We boys did not even have the privilege of a changing room, because the architects only built one, and that was reserved for the girls, we had to change in a corridor, and every week march barefoot in whatever weather across the tarmac playground to this open tank.

If that was not bad enough I was put off swimming for life by a teacher whose reaction to my reluctance to duck my head under the water was to hold it under.

Never mind that no-one ever appreciated the other difficulties I had with swimming namely a dyspraxic lack of co-ordination.

Well in my next school at least we had the luxury of going to the simply huge "olympic pool" in town, but by that time the damage had been done, and increasingly nobody bothered with the slow learner so I was sidelined, and gave up swimming as soon as I was able to.

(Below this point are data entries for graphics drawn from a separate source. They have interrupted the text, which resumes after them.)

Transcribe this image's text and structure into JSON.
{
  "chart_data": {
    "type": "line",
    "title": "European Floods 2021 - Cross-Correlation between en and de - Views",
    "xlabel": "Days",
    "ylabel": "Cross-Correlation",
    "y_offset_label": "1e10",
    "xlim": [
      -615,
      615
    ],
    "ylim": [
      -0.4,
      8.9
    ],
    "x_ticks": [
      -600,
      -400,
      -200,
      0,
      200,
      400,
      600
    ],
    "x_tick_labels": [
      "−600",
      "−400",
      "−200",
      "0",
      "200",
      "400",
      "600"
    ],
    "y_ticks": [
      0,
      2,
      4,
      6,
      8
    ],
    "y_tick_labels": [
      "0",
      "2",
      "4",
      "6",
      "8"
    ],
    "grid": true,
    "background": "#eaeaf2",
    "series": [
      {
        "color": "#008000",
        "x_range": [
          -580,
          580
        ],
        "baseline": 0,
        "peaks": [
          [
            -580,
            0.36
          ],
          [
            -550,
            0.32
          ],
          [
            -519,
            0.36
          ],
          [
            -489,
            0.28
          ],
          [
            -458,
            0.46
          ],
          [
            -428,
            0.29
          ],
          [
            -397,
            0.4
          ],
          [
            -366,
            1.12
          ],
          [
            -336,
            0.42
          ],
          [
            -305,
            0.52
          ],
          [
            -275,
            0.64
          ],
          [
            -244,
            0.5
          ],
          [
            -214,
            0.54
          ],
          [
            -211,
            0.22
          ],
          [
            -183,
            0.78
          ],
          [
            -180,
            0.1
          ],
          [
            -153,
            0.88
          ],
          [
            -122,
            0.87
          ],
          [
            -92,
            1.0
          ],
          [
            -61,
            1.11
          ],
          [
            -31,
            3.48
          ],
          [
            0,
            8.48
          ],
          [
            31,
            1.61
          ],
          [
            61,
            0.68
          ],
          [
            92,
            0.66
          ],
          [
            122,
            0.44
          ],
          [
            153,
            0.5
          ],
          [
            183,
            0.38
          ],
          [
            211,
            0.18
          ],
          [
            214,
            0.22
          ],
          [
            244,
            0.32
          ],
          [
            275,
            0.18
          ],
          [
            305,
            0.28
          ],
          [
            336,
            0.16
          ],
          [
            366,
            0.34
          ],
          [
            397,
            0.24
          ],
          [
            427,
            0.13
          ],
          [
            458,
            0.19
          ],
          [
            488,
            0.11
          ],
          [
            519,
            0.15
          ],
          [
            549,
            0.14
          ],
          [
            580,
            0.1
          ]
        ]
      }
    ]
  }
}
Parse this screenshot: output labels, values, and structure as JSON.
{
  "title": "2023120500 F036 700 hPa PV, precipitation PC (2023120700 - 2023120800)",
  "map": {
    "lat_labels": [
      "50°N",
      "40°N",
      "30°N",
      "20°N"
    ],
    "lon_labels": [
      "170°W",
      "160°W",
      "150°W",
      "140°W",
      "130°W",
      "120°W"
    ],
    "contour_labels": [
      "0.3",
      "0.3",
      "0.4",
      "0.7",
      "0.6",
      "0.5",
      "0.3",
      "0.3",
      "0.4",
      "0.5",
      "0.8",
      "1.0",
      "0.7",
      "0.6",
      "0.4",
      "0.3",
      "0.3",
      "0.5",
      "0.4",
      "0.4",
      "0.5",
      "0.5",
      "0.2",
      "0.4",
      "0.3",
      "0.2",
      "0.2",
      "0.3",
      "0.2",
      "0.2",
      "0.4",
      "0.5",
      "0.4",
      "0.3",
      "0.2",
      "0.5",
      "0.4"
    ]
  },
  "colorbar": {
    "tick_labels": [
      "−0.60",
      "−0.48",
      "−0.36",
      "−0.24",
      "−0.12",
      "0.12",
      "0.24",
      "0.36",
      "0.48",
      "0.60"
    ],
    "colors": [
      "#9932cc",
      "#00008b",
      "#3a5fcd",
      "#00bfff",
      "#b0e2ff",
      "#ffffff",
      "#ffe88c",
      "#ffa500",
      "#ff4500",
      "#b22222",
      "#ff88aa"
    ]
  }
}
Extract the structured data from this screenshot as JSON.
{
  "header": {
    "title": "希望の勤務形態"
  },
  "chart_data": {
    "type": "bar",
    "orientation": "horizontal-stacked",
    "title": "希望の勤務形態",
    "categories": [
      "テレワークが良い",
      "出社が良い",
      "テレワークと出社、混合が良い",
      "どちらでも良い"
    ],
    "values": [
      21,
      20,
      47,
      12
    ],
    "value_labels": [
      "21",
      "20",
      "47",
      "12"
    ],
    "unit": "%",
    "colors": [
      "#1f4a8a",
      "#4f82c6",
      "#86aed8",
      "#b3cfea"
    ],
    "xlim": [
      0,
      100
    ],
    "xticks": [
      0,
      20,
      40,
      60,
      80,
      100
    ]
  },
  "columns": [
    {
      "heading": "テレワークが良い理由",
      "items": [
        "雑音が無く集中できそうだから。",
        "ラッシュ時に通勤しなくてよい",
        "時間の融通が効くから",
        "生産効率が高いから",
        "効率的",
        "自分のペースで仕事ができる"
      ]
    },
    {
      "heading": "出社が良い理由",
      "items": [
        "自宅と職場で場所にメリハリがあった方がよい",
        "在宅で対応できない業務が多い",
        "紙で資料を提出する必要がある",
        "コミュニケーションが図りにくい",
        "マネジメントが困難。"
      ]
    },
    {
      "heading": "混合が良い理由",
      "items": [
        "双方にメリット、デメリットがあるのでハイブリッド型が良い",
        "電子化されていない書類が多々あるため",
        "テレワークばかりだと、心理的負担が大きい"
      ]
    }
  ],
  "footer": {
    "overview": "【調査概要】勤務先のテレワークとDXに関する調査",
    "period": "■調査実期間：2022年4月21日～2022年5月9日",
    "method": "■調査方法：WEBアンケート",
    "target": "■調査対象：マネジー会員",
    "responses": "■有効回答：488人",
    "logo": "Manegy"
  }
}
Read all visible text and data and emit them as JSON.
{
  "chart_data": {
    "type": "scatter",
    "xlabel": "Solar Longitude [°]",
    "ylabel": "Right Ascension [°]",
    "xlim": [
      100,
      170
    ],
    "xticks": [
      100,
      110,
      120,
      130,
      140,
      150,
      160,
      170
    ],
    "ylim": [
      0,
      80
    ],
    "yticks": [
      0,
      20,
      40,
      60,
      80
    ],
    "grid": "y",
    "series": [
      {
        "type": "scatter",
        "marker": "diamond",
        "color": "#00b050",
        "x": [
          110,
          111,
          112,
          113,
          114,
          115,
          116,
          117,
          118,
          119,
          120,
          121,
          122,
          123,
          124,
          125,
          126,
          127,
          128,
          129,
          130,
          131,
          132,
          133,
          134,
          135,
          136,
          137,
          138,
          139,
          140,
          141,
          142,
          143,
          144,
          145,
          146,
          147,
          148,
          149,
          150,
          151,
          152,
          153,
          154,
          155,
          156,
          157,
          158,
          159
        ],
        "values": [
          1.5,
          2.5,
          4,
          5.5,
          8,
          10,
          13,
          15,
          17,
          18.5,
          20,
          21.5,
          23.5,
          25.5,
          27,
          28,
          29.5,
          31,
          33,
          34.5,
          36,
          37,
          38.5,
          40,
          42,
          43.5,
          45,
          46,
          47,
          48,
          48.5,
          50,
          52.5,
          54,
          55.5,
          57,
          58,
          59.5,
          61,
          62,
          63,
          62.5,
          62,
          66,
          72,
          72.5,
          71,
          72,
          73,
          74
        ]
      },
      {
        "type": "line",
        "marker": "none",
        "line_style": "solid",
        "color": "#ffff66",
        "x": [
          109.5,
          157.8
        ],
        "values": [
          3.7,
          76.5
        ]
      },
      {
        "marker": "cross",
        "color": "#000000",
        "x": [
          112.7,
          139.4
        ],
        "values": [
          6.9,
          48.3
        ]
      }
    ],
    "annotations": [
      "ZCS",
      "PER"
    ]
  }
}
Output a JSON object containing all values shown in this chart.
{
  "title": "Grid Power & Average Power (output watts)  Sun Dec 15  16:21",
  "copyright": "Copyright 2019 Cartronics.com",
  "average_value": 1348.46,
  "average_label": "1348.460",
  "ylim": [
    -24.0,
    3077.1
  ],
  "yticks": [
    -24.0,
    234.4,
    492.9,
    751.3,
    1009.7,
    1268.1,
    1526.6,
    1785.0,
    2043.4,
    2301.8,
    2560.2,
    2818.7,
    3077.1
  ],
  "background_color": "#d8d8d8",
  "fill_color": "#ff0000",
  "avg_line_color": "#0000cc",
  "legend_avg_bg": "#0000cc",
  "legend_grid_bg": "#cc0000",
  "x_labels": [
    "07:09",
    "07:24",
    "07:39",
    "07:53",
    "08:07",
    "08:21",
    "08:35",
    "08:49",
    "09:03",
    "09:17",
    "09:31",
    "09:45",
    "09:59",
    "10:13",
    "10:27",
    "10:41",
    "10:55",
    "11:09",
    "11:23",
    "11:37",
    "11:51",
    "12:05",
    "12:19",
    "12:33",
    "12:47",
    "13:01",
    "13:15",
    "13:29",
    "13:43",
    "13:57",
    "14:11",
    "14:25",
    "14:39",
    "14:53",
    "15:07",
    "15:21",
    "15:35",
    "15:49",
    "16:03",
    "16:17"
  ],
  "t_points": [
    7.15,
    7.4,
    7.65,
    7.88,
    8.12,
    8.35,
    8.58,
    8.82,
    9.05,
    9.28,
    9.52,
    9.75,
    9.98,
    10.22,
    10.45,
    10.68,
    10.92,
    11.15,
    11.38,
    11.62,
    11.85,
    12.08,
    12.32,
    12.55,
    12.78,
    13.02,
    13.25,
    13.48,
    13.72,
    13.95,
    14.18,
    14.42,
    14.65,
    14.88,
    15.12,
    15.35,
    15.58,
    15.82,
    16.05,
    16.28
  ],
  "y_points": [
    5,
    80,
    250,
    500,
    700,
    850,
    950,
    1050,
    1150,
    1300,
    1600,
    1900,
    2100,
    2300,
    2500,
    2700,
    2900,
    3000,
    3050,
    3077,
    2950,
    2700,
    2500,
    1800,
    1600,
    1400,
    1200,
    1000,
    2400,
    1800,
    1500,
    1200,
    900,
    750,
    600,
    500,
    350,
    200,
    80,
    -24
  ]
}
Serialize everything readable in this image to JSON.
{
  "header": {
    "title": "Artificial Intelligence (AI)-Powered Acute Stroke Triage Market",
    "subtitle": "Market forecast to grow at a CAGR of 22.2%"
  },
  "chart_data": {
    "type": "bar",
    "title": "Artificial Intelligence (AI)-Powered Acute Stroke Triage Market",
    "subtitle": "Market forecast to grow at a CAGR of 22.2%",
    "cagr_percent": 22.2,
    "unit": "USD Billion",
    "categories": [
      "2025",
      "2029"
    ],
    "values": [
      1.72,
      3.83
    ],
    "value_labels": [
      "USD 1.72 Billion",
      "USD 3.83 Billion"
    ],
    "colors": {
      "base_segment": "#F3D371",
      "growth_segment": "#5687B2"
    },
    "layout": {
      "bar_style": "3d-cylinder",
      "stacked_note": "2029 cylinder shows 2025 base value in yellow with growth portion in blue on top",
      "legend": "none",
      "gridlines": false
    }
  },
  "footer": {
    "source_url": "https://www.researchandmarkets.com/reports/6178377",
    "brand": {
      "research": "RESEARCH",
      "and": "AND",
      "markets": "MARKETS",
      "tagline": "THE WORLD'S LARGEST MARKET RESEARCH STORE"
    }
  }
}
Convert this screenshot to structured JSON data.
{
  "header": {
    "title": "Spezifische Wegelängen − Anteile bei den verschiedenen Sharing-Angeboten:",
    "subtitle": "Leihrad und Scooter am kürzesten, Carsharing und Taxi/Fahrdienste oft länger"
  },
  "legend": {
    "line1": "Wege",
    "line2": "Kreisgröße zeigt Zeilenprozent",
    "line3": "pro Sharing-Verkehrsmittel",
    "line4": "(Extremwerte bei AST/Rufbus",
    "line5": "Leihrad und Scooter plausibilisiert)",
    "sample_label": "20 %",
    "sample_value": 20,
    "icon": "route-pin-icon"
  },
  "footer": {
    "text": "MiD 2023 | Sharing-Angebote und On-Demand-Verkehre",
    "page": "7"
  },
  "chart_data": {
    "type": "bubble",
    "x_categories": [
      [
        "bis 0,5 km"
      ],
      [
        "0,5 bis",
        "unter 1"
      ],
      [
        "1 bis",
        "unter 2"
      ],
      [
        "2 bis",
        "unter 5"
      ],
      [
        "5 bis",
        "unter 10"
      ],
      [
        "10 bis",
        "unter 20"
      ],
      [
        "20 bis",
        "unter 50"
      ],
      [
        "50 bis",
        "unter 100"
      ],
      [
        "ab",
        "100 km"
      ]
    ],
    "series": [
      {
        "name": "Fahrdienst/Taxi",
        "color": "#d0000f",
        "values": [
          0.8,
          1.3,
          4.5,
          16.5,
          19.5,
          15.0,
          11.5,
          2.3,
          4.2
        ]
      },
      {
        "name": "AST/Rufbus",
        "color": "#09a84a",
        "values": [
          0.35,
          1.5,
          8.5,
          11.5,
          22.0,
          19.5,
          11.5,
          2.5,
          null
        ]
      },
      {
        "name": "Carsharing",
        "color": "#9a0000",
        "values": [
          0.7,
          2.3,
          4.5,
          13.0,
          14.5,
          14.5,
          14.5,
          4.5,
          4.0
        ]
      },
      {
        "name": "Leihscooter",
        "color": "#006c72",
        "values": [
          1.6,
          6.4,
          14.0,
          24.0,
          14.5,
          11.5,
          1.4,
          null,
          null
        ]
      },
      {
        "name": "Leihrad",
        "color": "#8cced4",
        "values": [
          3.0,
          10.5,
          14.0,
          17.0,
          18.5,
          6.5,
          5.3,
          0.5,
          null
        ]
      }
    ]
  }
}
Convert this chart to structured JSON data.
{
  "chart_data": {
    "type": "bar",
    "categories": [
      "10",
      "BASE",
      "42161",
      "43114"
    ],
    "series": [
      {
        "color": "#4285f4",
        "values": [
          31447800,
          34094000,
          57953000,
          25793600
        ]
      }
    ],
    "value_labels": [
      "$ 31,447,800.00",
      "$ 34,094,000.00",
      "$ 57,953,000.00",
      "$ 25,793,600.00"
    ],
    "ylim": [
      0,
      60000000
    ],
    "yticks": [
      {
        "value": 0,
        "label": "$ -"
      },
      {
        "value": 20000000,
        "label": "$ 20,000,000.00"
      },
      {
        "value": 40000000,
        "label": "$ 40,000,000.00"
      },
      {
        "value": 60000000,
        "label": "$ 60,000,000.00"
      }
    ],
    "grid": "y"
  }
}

What a loss that was as it is now something I really enjoy.

Friday, September 05, 2008

An Asperger encounter

I have just come back from a disability studies conference where I was presenting.
I decided to stay an extra day in the accommodation so I would not be so tired, to catch the train tomorrow, and since there was no meal or anything provided I decided to use the kitchen, to make myself a pot noodle, to stave off my hunger for the evening.

There were a couple of other delegates who were staying overnight too, and they were asking the usual questions, what was my research about, where did I come from etc.

Anyway there was guy who was staying there, by the name of Volker Schönwiese from Innsbruck University who said he came from Austria. So naturally I asked him if he had heard of Hans Asperger. Not only had he heard of him, he had been sent to his clinic as a 10 year old child

He was a wheelchair user, and when he was younger his family wanted him integrated into the mainstream school, but the authorities were resisting it, so he was sent to Dr Asperger for a consultation. Apparently Dr Asperger did all sorts of tests including an IQ test, and wrote up a report saying that children with Polyarthritis were extraordinarily gifted and he should be given all the facilities he needed to go to a mainstream school.

It was a white lie of course because there was no scientific evidence to support that notion, but it illustrates something of the character of the man back then, that he would write something like that into an official report to ensure that a disabled child got the same schooling as everyone else, and not the second rate schooling he might have got if he were sent away to a special school.

He said that Dr Asperger was a pleasant and very kind man. Sometimes it is a small world, and now I have met someone who met with Hans Asperger.

I have included a link to a pdf of Professor Schönwiese's presentation which may be of interest to people in the wider disability world.